El término "Mesías" nos recuerda al Rey de Israel, y evoca toda la tradición profética (profetas y salmos) respecto a las promesas de Dios sobre la dinastía de David. El intróito, pórtico de la celebración, recoge el "Tú eres mi hijo, hoy te he engendrado yo" del salmo 2.

También el pasaje de Isaías habla del "principado" que descansa sobre sus hombros: consejero, Dios guerrero, Príncipe de la paz… El relato evangélico lo cree y lo ve realizado en Belén, ciudad de David: "Hoy os ha nacido el Mesías, el Salvador". Un niño, Príncipe, Rey y Señor. Principado sobre todo principado. Como insignia, la paz; como poder, la salvación. El Príncipe es el Salvador. "Dios Salva" es su nombre y su misión. Por la carta a Tito lo confesamos: "Dios nuestro". Un nacimiento, pues, con una misión: salvarnos. Con él la luz y la paz (Isaías), el rescate de toda impiedad y la dignidad nueva de hacer obras nuevas (Tito). Señor que llega para "juzgar" a la tierra (salmo). Juez de paz y misericordia. No al estilo de los señores de este mundo.
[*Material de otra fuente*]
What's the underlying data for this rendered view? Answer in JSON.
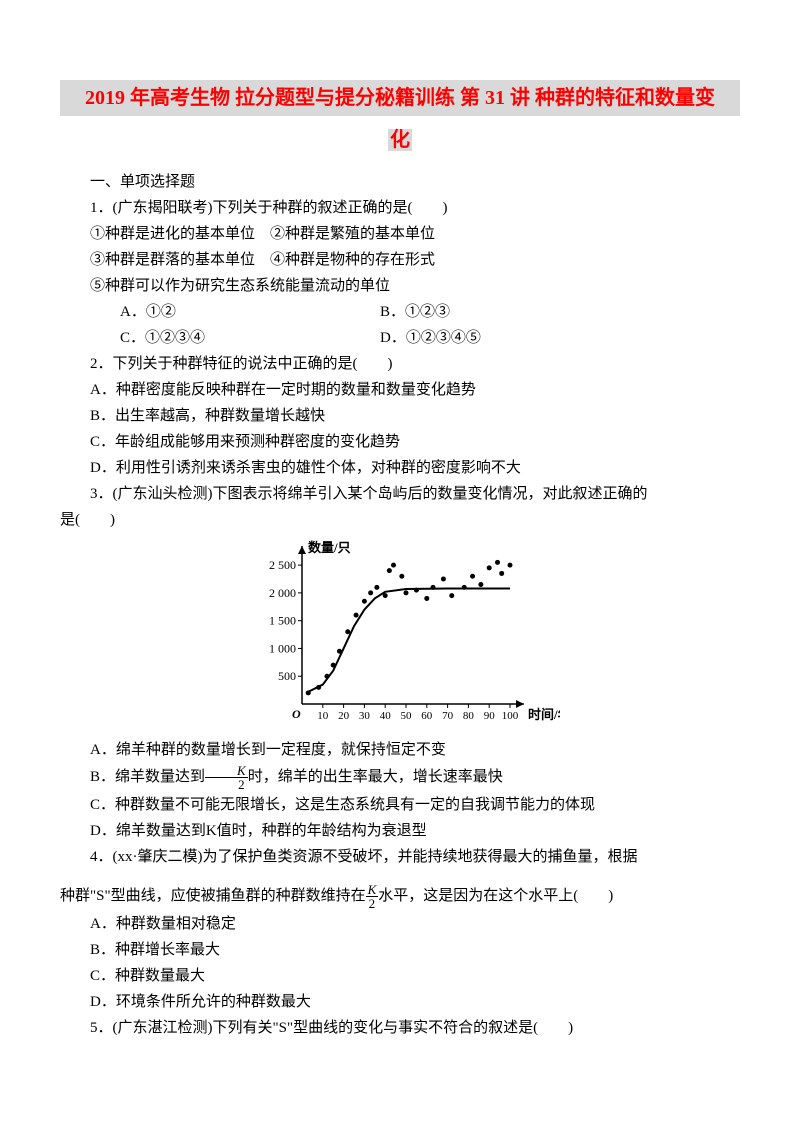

También las circunstancias que acompañan al nacimiento del Rey son reveladoras: súbdito de los poderosos de este mundo (empadronamiento); nace en una aldea, y es de ascendencia real; en un establo, sin posada que lo recoja; María, su madre, y José, gente sencilla de Nazaret; adoradores y testigos, unos pastores de la comarca; sin ruido, sin boato, sin estruendo, desapercibido; la sencillez y pobreza. El cielo lo presenta como expresión del amor inefable de Dios a los hombres y manifestación de su gloria. Todo un rey del cielo que se entrega, en humildad y pobreza, a humildes y pobres. Misterio de los misterios. ¡Ha nacido el Hijo de Dios! el nacimiento es una buena nueva, la Buena Nueva por excelencia: Dios opera la salvación. La postura más adecuada es la alabanza, el canto, la acción de gracias. Contemplemos con José y María aquella maravilla.






Misa del Día

Primera Lectura

Is 52, 7-10

Los confines de la tierra verán la victoria de nuestro Dios.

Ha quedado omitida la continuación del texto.